Re: Skipping logical replication transactions on subscriber side - Mailing list pgsql-hackers

From Masahiko Sawada
Subject Re: Skipping logical replication transactions on subscriber side
Date
Msg-id CAD21AoD_Fvj-rbEUNGmOJ=Usg0Q669md=bFXTznm1jivXXfvJQ@mail.gmail.com
Whole thread Raw
In response to Re: Skipping logical replication transactions on subscriber side  (Amit Kapila <amit.kapila16@gmail.com>)
Responses Re: Skipping logical replication transactions on subscriber side
List pgsql-hackers
On Fri, Oct 29, 2021 at 8:20 PM Amit Kapila <amit.kapila16@gmail.com> wrote:
>
> On Fri, Oct 29, 2021 at 10:54 AM Masahiko Sawada <sawada.mshk@gmail.com> wrote:
> >
> > On Thu, Oct 28, 2021 at 7:40 PM Amit Kapila <amit.kapila16@gmail.com> wrote:
> > >
> > > On Thu, Oct 28, 2021 at 10:36 AM Masahiko Sawada <sawada.mshk@gmail.com> wrote:
> > > >
> > > > On Wed, Oct 27, 2021 at 7:02 PM Amit Kapila <amit.kapila16@gmail.com> wrote:
> > > > >
> > > > > On Thu, Oct 21, 2021 at 10:29 AM Masahiko Sawada <sawada.mshk@gmail.com> wrote:
> > > > > >
> > > > > >
> > > > > > I've attached updated patches.
> > > >
> > > > Thank you for the comments!
> > > >
> > > > >
> > > > > Few comments:
> > > > > ==============
> > > > > 1. Is the patch cleaning tablesync error entries except via vacuum?
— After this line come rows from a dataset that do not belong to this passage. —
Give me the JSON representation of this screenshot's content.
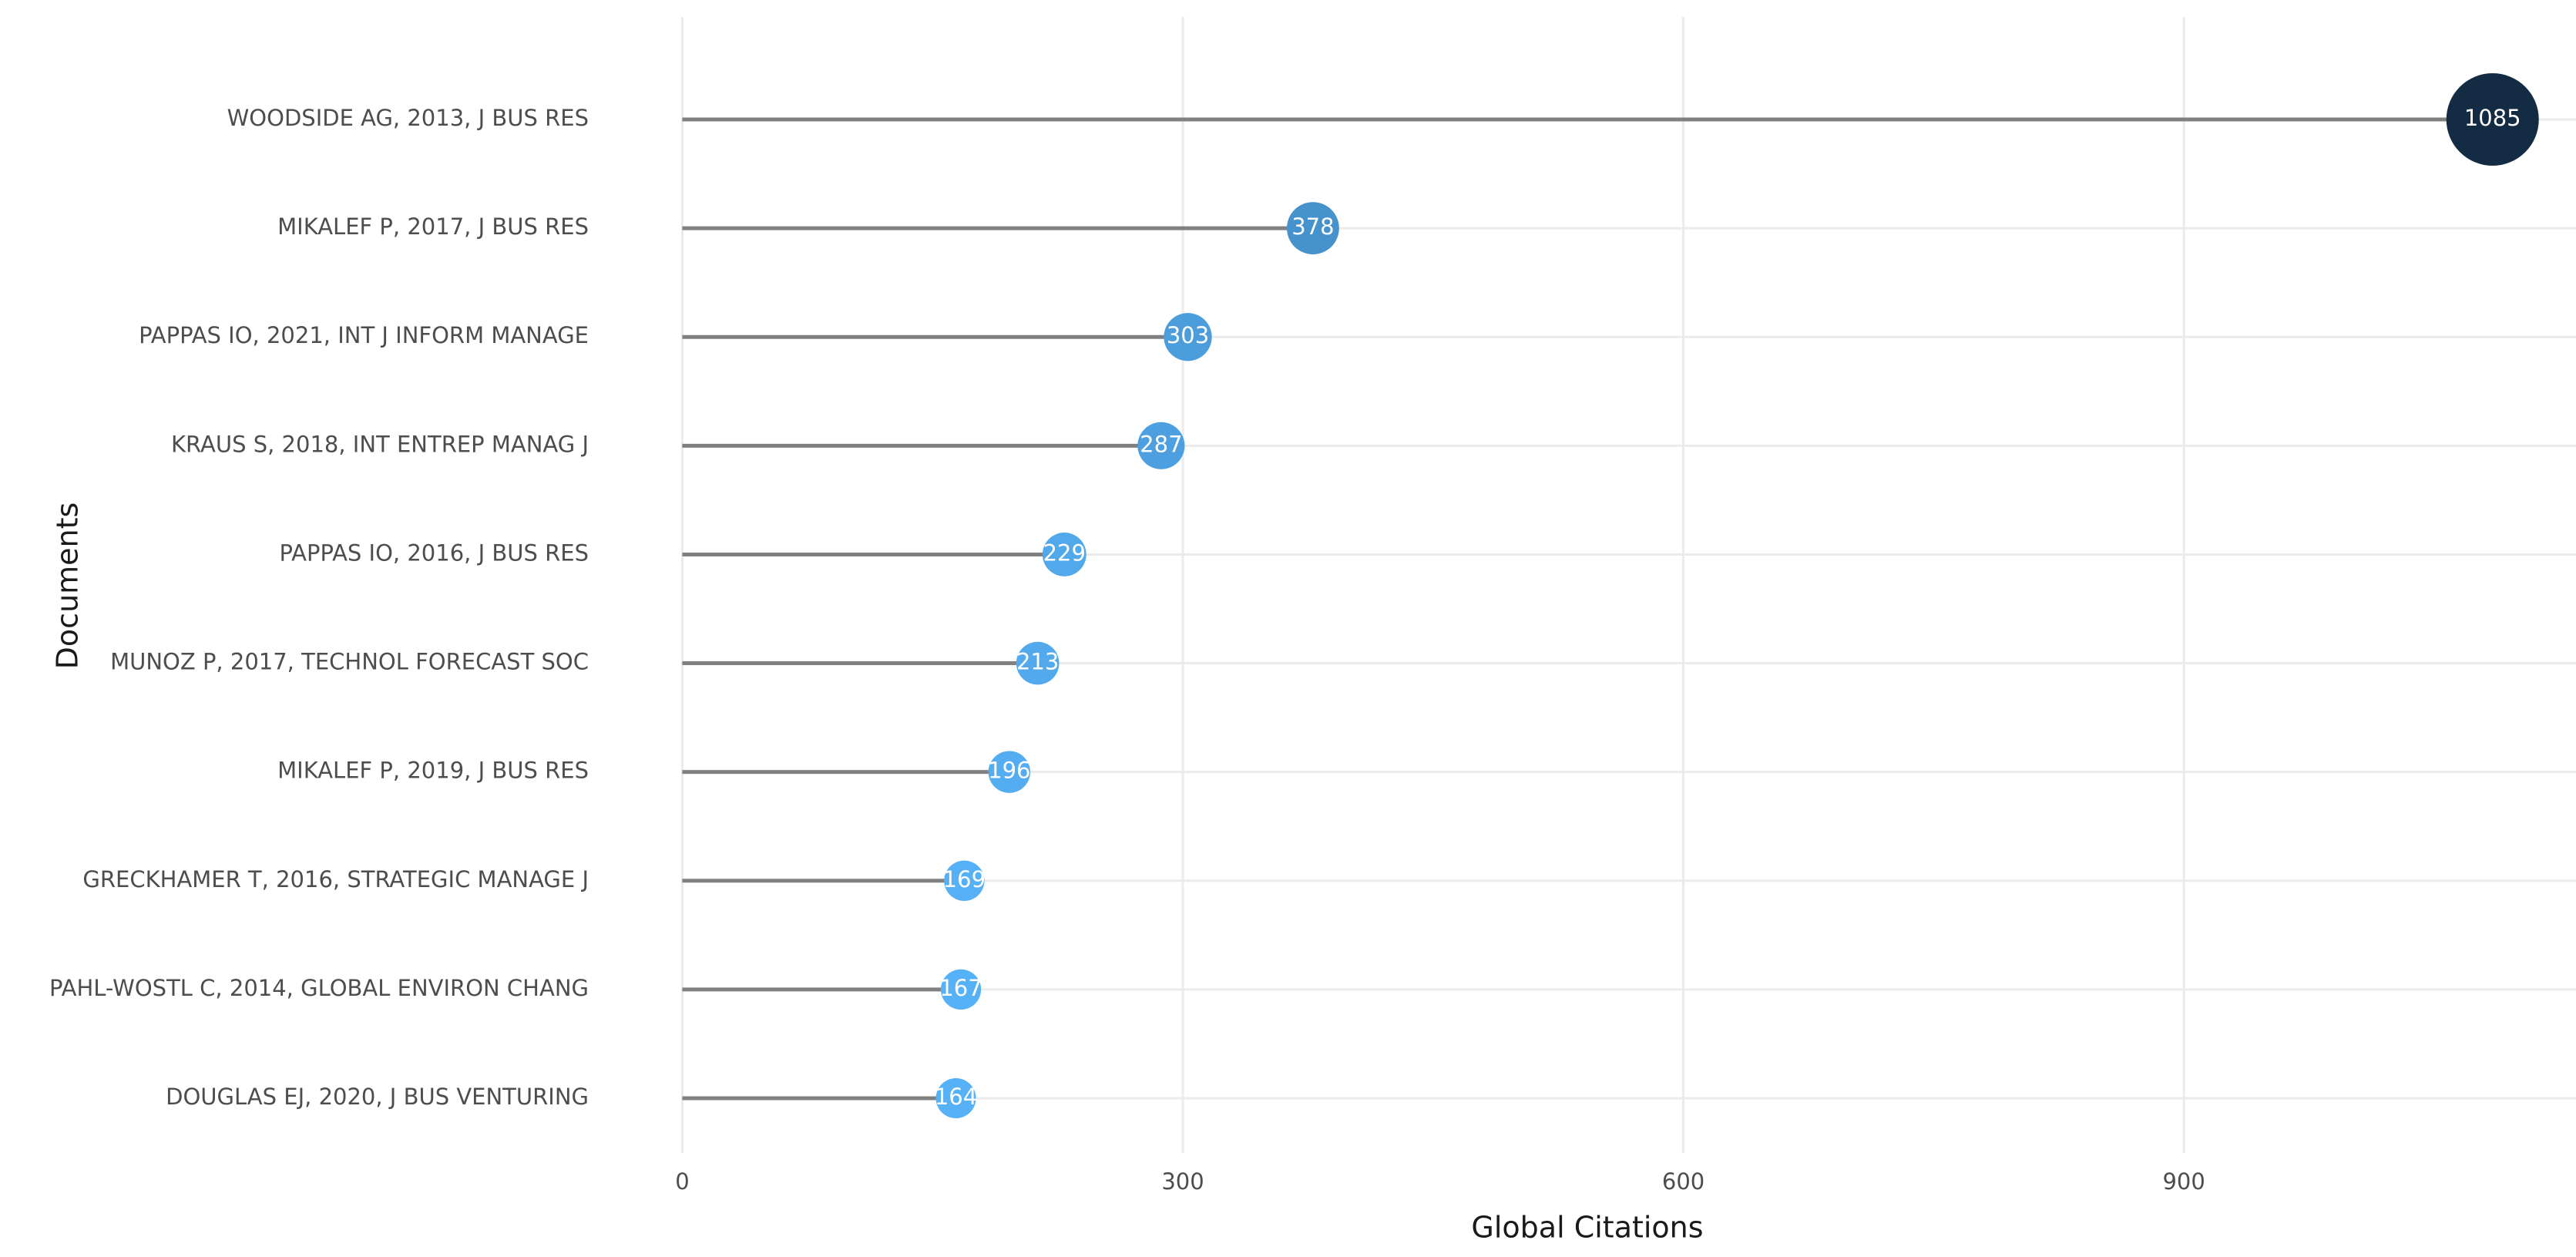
{
  "chart_data": {
    "type": "lollipop",
    "x_label": "Global Citations",
    "y_label": "Documents",
    "categories": [
      "WOODSIDE AG, 2013, J BUS RES",
      "MIKALEF P, 2017, J BUS RES",
      "PAPPAS IO, 2021, INT J INFORM MANAGE",
      "KRAUS S, 2018, INT ENTREP MANAG J",
      "PAPPAS IO, 2016, J BUS RES",
      "MUNOZ P, 2017, TECHNOL FORECAST SOC",
      "MIKALEF P, 2019, J BUS RES",
      "GRECKHAMER T, 2016, STRATEGIC MANAGE J",
      "PAHL-WOSTL C, 2014, GLOBAL ENVIRON CHANG",
      "DOUGLAS EJ, 2020, J BUS VENTURING"
    ],
    "values": [
      1085,
      378,
      303,
      287,
      229,
      213,
      196,
      169,
      167,
      164
    ],
    "xlim": [
      -45,
      1135
    ],
    "xticks": [
      0,
      300,
      600,
      900
    ],
    "grid": true,
    "stem_color": "#808080",
    "color_low": "#56B1F7",
    "color_high": "#132B43"
  }
}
If
> > > > > not, can't we send a message to remove tablesync errors once tablesync
> > > > > is successful (say when we reset skip_xid or when tablesync is
> > > > > finished) or when we drop subscription? I think the same applies to
> > > > > apply worker. I think we may want to track it in some way whether an
> > > > > error has occurred before sending the message but relying completely
> > > > > on a vacuum might be the recipe of bloat. I think in the case of a
> > > > > drop subscription we can simply send the message as that is not a
> > > > > frequent operation. I might be missing something here because in the
> > > > > tests after drop subscription you are expecting the entries from the
> > > > > view to get cleared
> > > >
> > > > Yes, I think we can have tablesync worker send a message to drop stats
> > > > once tablesync is successful. But if we do that also when dropping a
> > > > subscription, I think we need to do that only the transaction is
> > > > committed since we can drop a subscription that doesn't have a
> > > > replication slot and rollback the transaction. Probably we can send
> > > > the message only when the subscritpion does have a replication slot.
> > > >
> > >
> > > Right. And probably for apply worker after updating skip xid.
> >
> > I'm not sure it's better to drop apply worker stats after resetting
> > skip xid (i.g., after skipping the transaction). Since the view is a
> > cumulative view and has last_error_time, I thought we can have the
> > apply worker stats until the subscription gets dropped.
> >
>
> Fair enough. So statistics can be removed either by vacuum or drop
> subscription. Also, if we go by this logic then there is no harm in
> retaining the stat entries for tablesync errors. Why have different
> behavior for apply and tablesync workers?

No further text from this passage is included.